Queenie stared at Lizzy, harrumphed, turned to the rest of the church with hand on hips and bawled, the harridan voice echoing around the church roof, "Girls! Girls—does anyone around here have two farthings to rub together to feed and keep a hound in their cottage?"
The church's rafters exploded in a cackle of wry female laughter that would have done proud in a London production of The Tragedy of Macbeth.
"Ask Alice Pink, she's the bitch around here," a cruel wag echoed down the nave.
Small, round, and powerful, Alice the Alewife, the mother of the house's new parlormaid, slapped the off-blond neighbor with the smart mouth, knocking the woman to the floor.
Silly question. Lizzy should have known better, and closed the screens leaving the village women to their brawl.
"He's mine," the soldier said, speaking gruffly and striding to the south door. Lizzy's eyes were blinded by the sunlight and could only see an outline of the tall man, sword in one hand, a pair of heavy boots in the other.
"Sir, I'm sorry for disturbing . . . "
The small door slammed shut.
" . . . your prayers."
Embarrassed, Lizzy stared at the closed oak door for a full minute. She could just hear her Grandmother Lambert's chiding tone and disapproval from years before, "Think, child, before you talk! Stop worrying about things you can't change, and dashing and sticking your nose into others you should leave well alone."
Time to pay the piper, Lizzy.
However she found the kneeling stool in front of the altar was already occupied; a small green man down on one knee holding some kind of musket ready to fire.
"This is Our Lady's house, you two take it outside." Queenie Godden was still trying to get the fight sorted, through the sounds of slaps, the screeches of hair pulling and oooff of body blows.

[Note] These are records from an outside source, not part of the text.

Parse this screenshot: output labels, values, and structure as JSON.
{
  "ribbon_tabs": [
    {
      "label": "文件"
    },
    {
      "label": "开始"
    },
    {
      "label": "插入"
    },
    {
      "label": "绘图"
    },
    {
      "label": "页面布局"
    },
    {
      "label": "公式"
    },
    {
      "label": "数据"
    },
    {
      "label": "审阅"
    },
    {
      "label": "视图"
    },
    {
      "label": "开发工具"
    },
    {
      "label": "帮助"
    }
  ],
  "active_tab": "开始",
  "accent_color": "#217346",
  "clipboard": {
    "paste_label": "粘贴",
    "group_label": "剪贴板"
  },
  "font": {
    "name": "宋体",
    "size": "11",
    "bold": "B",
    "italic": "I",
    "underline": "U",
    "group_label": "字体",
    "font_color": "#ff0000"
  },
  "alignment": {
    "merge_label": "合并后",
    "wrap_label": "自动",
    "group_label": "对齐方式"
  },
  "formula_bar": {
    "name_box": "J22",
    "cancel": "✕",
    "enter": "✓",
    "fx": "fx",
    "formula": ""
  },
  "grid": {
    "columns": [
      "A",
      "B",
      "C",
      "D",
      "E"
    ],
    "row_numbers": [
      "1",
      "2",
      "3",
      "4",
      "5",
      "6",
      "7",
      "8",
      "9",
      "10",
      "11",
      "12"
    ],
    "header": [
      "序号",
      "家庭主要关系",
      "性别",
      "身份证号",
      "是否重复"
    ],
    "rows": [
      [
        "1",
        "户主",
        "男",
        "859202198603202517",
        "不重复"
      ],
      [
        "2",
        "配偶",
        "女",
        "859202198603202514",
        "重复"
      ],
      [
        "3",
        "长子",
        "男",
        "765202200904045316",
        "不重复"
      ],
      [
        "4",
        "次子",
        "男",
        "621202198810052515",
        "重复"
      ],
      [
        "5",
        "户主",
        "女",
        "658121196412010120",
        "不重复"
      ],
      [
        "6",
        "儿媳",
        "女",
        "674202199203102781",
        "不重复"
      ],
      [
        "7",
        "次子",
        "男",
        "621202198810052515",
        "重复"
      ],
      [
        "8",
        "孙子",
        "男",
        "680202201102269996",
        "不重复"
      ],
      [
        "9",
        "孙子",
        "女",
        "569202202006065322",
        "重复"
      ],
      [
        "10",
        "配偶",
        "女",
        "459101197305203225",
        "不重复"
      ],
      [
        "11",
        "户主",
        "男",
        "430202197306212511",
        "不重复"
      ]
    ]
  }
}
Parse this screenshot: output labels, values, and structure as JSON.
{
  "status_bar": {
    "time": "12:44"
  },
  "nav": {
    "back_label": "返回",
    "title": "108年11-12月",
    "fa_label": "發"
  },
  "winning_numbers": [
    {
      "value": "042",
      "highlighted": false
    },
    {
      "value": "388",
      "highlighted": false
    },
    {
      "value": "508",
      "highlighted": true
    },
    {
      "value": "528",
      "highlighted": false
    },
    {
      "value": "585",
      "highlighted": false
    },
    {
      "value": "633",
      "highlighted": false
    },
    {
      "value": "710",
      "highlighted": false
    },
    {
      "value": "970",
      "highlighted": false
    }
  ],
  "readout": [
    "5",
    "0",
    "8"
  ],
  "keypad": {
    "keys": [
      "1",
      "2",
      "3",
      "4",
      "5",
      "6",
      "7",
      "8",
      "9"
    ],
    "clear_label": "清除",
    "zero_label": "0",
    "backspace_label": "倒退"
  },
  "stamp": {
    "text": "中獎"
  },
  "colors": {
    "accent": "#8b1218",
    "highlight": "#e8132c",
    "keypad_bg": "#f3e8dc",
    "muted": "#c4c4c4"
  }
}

Lizzy picked up the figure, expecting it to be made from lead and surprised by how light it was. What's it made from?
Carefully placing the offering next to the cross, Lizzy went back to the stool to pray to the saint in t
he man's place.
St Michael the Archangel, defend us in battle,
"I'm gonna kill you Alice Pink!" came a shout over the screens
Defend us against the wickedness . . .
"Yeah—you and who's army, Lilly Underwood?"
. . . and snares of the Devil.
Lizzy smiled. For a change it was nice to hear someone else's problems, rather than being totally wrapped up in her own. She kept on with her prayer.
May God rebuke them . . .
****
A quarter hour later, Lizzy left the church with a small smile on her face, a package in hand with a book to be read by candlelight between first and second sleep for the rest of the week, and a decision made.
Later the same day
With the usual last minute disasters to overcome in the kitchens, Lizzy had missed the first two courses. The stelle, star-shaped pasta in mushroom and cheese sauce, would be along shortly as a small intermezzo to the meal, and she wanted to get settled.
The cooking was done in a series of smaller buildings at the far end of Centre Court, well away from the rest of the house in event of fire.
"Fifteen minutes. Tell Cook you have fifteen minutes left to next serving," she shouted at a page and two waiters running down the corridor in the opposite direction.
Striding vigorously along the picture gallery, rolling her sleeves down her arms, Lizzy waved her arms, puffing the sleeves up with air, and straightening the lace.
Dead woman's clothes—just you watch, Jane.
Unpinning and untying the kirtle over the silk dress, Lizzy threw the over-apron at a chair in the picture gallery, then fished from a pocket the mourning cross made of Whitby jet decorated with translucent moonstones.
Decided on her new course, she tied the yellow ribbon around her neck, finishing the ensemble that proclaimed her new status as a widow in her mourning year. At least that might give her twelve months of peace. Wouldn't stop the courting and attention, but she had ancient traditions not to give any answer behind her.
" . . . horoscopes," a deep Cheshire accent rolled around the dining room as the footman opened the door.
Lizzy entered just as the marquis laughed heartily.